Official Ireland has now literally given Behan the stamp of approval, via An Post, but it turned its back on him as a playwright as well as a memoirist. His first play, 1954’s The Quare Fellow, was rejected by the Abbey Theatre and the Gate. It was staged by the brave couple Alan Simpson and Carolyn Swift, at the Pike Theatre in Dublin.

The Quare Fellow paved the way for Behan’s exit from Ireland. He followed it with his Irish play, An Giall, which he eventually adapted as the successful The Hostage, which opened in Stratford in 1958. In the play, a Cockney soldier is held by IRA men above a boarding house, his fate to be determined by that of an IRA prisoner set to be hanged. The English version of the play is long and loose and self-reflexive, full of bar-room garrulousness, rowdy choruses and bad jokes. Behan said of it: “The music hall is the thing to aim for to amuse people and any time they get bored divert them with a song or a dance.” Yet all the vaudeville mugging and capering cannot fully mask a dear-held political morality. Behan takes neither the English nor the Irish side. For him, political extremism is inhumanity; “liberators” can soon turn oppressors. If anything, he takes the part of the Cockney in The Hostage, his Border-campaign republicans cast as a Gestapo in green.

Both An Giall and The Hostage have their flaws, but in them, and in Borstal Boy, Behan became one of the most important things a writer can be — an intelligent, informed critic of his society’s received wisdom, a slayer of its sacred cows.
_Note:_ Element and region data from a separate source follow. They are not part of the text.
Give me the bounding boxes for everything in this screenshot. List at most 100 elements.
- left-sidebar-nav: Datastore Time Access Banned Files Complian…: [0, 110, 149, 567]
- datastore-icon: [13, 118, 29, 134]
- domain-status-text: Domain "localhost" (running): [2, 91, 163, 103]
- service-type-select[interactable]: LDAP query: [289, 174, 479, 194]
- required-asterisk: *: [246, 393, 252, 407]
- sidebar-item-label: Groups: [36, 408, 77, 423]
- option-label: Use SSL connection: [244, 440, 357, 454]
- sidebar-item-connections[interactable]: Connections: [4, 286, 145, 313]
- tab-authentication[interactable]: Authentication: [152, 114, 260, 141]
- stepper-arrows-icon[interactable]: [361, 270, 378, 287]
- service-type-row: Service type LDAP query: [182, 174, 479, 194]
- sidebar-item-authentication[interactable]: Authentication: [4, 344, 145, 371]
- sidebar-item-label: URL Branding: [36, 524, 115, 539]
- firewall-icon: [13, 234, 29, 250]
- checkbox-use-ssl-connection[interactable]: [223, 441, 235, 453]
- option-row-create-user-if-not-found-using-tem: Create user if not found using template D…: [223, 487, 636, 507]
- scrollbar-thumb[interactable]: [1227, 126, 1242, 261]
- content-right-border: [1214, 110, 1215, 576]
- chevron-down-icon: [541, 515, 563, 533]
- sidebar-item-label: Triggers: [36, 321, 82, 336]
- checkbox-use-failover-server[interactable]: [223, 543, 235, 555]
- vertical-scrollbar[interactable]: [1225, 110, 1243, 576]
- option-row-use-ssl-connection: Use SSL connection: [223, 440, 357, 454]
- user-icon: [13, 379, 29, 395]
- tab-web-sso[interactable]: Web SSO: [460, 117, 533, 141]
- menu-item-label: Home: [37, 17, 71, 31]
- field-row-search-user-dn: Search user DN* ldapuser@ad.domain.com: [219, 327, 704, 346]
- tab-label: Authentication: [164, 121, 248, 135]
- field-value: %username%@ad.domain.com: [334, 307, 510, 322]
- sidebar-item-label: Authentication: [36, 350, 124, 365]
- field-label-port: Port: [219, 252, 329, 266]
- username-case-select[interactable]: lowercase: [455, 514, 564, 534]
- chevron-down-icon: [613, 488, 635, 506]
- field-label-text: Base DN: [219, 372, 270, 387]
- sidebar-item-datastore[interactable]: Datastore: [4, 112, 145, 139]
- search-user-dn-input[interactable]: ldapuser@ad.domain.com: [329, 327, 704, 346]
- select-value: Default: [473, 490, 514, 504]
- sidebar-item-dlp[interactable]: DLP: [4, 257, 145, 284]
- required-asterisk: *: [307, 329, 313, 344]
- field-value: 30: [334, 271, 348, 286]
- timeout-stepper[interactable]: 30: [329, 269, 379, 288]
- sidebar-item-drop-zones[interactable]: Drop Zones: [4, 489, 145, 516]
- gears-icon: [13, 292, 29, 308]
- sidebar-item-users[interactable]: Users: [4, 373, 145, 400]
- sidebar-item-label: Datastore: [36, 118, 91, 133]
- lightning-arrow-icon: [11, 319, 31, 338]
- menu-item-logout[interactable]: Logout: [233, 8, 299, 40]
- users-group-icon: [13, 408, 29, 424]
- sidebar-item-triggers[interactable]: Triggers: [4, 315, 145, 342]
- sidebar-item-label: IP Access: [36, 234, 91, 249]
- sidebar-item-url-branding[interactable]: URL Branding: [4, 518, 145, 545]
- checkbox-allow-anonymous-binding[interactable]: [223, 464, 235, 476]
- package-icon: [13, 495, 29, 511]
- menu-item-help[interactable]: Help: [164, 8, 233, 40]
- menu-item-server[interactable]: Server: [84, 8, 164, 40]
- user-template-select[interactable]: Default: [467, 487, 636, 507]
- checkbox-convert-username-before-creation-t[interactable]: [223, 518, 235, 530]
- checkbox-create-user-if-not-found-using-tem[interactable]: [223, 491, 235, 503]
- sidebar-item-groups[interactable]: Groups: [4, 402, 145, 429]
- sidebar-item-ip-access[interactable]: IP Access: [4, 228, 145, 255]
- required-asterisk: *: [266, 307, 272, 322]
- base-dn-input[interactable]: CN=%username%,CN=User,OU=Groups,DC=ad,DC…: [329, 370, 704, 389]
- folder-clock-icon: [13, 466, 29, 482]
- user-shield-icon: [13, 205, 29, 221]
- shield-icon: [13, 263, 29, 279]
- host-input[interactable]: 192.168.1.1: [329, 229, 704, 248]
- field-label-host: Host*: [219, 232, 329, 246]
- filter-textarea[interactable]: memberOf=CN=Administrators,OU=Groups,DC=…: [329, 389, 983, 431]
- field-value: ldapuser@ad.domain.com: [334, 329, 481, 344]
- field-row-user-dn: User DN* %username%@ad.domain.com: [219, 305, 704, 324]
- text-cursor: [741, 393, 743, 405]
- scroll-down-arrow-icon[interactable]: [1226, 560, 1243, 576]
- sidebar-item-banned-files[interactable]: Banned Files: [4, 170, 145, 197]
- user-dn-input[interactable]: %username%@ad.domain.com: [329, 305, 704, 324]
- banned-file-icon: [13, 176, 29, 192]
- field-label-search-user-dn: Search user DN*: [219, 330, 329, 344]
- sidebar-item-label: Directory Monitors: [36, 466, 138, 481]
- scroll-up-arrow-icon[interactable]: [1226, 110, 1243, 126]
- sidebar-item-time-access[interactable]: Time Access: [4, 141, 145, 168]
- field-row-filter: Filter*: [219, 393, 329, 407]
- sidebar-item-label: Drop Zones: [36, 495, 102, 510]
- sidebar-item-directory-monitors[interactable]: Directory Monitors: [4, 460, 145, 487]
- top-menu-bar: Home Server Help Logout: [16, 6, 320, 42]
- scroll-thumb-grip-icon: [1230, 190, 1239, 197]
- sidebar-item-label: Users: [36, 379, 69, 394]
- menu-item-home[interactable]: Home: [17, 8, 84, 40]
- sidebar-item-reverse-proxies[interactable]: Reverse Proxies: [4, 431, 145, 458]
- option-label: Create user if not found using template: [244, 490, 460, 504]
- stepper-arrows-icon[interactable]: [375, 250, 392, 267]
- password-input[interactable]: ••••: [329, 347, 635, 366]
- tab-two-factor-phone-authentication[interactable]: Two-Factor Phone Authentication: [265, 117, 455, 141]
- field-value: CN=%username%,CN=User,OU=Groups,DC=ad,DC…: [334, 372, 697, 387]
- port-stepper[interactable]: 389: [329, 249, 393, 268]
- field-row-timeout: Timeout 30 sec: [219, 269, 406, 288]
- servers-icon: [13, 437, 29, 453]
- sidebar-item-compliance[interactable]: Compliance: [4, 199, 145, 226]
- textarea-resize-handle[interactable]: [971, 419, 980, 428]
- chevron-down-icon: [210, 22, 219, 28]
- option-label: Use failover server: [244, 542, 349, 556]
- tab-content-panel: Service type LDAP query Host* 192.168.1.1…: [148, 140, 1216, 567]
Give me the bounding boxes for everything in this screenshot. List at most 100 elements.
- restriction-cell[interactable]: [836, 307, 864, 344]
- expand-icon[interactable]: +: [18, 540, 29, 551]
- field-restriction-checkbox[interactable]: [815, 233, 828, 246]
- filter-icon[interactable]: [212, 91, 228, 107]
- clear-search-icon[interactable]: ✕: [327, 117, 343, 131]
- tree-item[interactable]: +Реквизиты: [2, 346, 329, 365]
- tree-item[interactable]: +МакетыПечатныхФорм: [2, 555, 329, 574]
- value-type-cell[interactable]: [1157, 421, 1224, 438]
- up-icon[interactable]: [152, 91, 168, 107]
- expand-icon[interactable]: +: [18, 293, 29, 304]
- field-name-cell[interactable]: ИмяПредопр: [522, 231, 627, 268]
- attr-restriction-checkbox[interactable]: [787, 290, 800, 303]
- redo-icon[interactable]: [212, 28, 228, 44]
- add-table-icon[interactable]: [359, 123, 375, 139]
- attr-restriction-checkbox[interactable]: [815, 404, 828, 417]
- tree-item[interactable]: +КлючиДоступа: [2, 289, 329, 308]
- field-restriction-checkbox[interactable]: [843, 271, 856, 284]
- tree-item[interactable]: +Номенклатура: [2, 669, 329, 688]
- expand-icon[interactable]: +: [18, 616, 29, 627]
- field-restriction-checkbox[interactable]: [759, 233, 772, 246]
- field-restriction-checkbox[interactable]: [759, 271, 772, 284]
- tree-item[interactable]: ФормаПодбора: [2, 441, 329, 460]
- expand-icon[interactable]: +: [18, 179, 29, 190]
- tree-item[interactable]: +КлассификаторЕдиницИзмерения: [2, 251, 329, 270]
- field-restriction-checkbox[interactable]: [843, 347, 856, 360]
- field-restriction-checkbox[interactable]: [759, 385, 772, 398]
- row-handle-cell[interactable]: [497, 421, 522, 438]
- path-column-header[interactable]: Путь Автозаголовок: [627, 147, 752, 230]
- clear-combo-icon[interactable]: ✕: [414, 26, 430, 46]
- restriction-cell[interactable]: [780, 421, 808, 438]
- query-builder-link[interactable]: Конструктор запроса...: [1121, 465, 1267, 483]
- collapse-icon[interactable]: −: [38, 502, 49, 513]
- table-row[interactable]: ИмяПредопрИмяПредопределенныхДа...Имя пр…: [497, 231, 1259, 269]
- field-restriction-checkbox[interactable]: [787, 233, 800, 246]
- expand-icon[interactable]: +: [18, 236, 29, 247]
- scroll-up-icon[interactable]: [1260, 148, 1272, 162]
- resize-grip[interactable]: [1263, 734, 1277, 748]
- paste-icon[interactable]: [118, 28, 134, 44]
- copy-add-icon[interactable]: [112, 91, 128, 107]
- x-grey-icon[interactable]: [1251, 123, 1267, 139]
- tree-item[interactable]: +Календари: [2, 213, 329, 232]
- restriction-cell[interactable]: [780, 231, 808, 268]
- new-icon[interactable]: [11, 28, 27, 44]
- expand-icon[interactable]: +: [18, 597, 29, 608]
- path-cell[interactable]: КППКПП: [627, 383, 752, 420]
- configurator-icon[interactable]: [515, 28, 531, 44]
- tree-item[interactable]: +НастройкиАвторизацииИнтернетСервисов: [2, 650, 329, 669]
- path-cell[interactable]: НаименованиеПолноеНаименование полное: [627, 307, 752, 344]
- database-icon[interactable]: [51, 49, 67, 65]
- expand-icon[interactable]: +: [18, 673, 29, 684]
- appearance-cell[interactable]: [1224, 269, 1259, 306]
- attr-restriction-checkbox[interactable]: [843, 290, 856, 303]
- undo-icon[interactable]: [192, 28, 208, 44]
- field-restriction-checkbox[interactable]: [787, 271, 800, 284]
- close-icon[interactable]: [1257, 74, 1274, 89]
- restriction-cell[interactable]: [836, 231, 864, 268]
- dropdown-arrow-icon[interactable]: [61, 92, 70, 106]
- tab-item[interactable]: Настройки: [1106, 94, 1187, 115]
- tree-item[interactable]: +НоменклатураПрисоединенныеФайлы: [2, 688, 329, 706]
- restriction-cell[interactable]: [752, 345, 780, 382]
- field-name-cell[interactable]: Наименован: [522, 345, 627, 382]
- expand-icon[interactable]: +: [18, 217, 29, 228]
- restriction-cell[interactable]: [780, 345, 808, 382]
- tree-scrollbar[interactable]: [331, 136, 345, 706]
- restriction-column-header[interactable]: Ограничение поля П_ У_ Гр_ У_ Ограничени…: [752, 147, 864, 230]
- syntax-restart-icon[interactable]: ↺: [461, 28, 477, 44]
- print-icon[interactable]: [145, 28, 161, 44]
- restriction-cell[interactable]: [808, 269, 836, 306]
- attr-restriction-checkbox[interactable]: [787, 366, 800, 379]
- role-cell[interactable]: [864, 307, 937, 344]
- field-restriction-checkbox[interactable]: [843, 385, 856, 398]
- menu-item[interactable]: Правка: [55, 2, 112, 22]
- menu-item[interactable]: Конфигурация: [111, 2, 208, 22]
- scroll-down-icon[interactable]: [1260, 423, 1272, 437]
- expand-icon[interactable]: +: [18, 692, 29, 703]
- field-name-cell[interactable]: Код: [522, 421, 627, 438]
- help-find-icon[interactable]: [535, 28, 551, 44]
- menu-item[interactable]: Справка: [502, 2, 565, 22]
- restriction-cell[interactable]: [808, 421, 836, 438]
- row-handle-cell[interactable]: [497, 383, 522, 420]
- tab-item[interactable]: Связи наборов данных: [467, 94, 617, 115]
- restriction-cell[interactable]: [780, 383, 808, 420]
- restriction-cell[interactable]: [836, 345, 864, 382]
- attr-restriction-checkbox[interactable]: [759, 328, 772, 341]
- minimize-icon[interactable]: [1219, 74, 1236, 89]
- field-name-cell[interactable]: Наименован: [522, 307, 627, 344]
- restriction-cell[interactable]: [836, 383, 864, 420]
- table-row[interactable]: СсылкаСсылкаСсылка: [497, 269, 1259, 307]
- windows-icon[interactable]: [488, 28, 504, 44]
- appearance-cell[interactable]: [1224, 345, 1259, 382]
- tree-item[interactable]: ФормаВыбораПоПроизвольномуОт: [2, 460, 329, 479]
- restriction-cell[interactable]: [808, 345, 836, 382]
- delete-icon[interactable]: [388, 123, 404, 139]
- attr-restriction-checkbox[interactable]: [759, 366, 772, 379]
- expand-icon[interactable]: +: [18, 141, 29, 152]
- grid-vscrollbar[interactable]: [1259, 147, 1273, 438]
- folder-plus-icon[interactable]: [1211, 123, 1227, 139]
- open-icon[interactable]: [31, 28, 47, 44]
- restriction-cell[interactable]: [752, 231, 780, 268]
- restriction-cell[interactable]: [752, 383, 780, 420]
We would do well to heed Behan’s hard-won scepticism of political violence as we approach the centenary of this state’s deeply problematic foundation myth. And, while his plays may not have the lingering power of O’Casey, there is surely something for an enterprising director to approach between An Giall and The Hostage — two imperfect works that, with some judicious editing, could offer much potential for revival. Now that would be a fitting tribute on the 50th anniversary of his passing.